Il est vrai qu’il y a une vie collective
dans nos sociétés et qu’il est même possible de faire des analogies avec des
formes anciennes ou de montrer des traces d’anciennes cérémonies religieuses.
C’est le cas du nouvel an comme l’a montré Mircea Eliade dans Le sacré et le profane où du collectif
se constitue. Il n’en reste pas moins vrai que l’analogie est trompeuse. Ce
n’est pas parce que nous avons encore des cérémonies, voire des rites, qu’il y
a une religion qui fonde notre vie sociale. En vérité, il n’en est rien. Il y
manque le caractère collectif de la croyance. Les cérémonies du 14 juillet
commémorent bien un événement fondateur. Mais à la différence de la naissance
du Christ, il n’est en aucune façon l’irruption du sacré dans le profane. Le
caractère laïc de l’État moderne se montre clairement dans le premier
amendement de la Constitution
américaine qui stipule que le congrès ne fera pas de loi limitant la liberté
religieuse.
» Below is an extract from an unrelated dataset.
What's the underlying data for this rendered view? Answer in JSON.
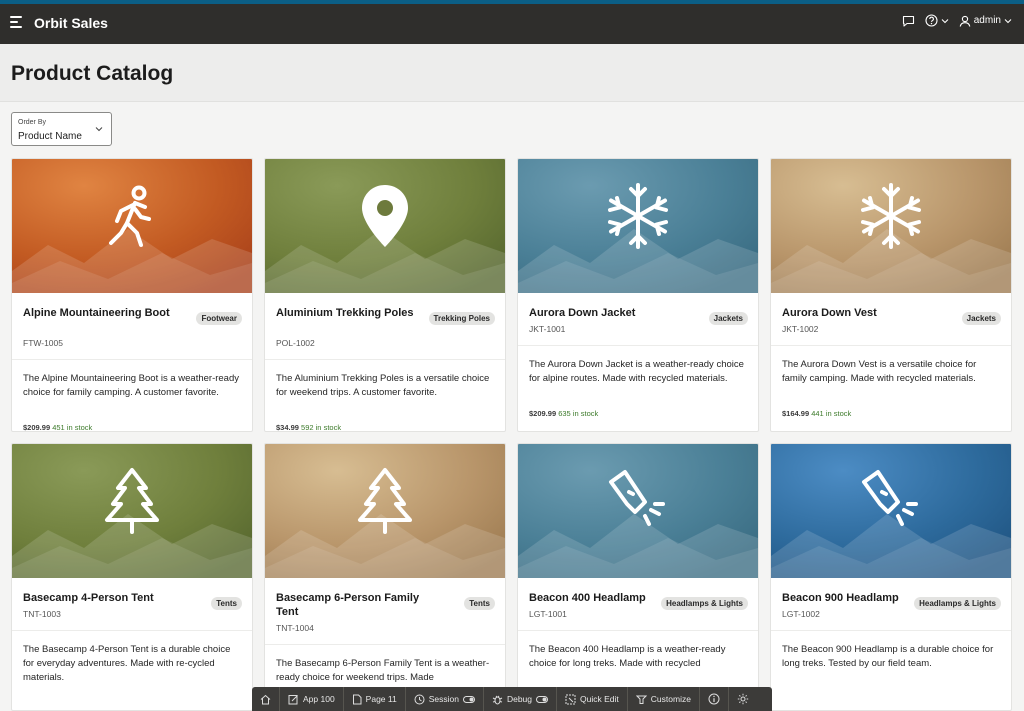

Il n’est dès lors pas interdit de se référer à une religion mais
elle ne peut instituer la société. Celle-ci repose donc sur la capacité des
hommes à être autonomes et à ne pas se soumettre à des croyances qu’ils n’ont
pas eux-mêmes examinées.
En un mot, le problème était de savoir
s’il est possible pour une société de se passer de la religion, c’est-à-dire si
la religion est nécessaire et comment pour qu’il y ait société ou bien si elle
peut être autrement instituée. Il est apparu que la religion pouvait jouait le
rôle de sanction morale, mais plus fondamentalement qu’elle pouvait être
considérée comme l’institution même du social. Or, s’il est vrai que la société
humaine a commencé par la religion, elle a fini par se libérer de sa tyrannie.
En se fondant sur l’autonomie de l’homme, en la cantonnant dans l’espace
privée, la société permet à la religion de lui donner le meilleur, le
dépassement de l’égoïsme, en évitant le pire, un collectif exclusif et violent.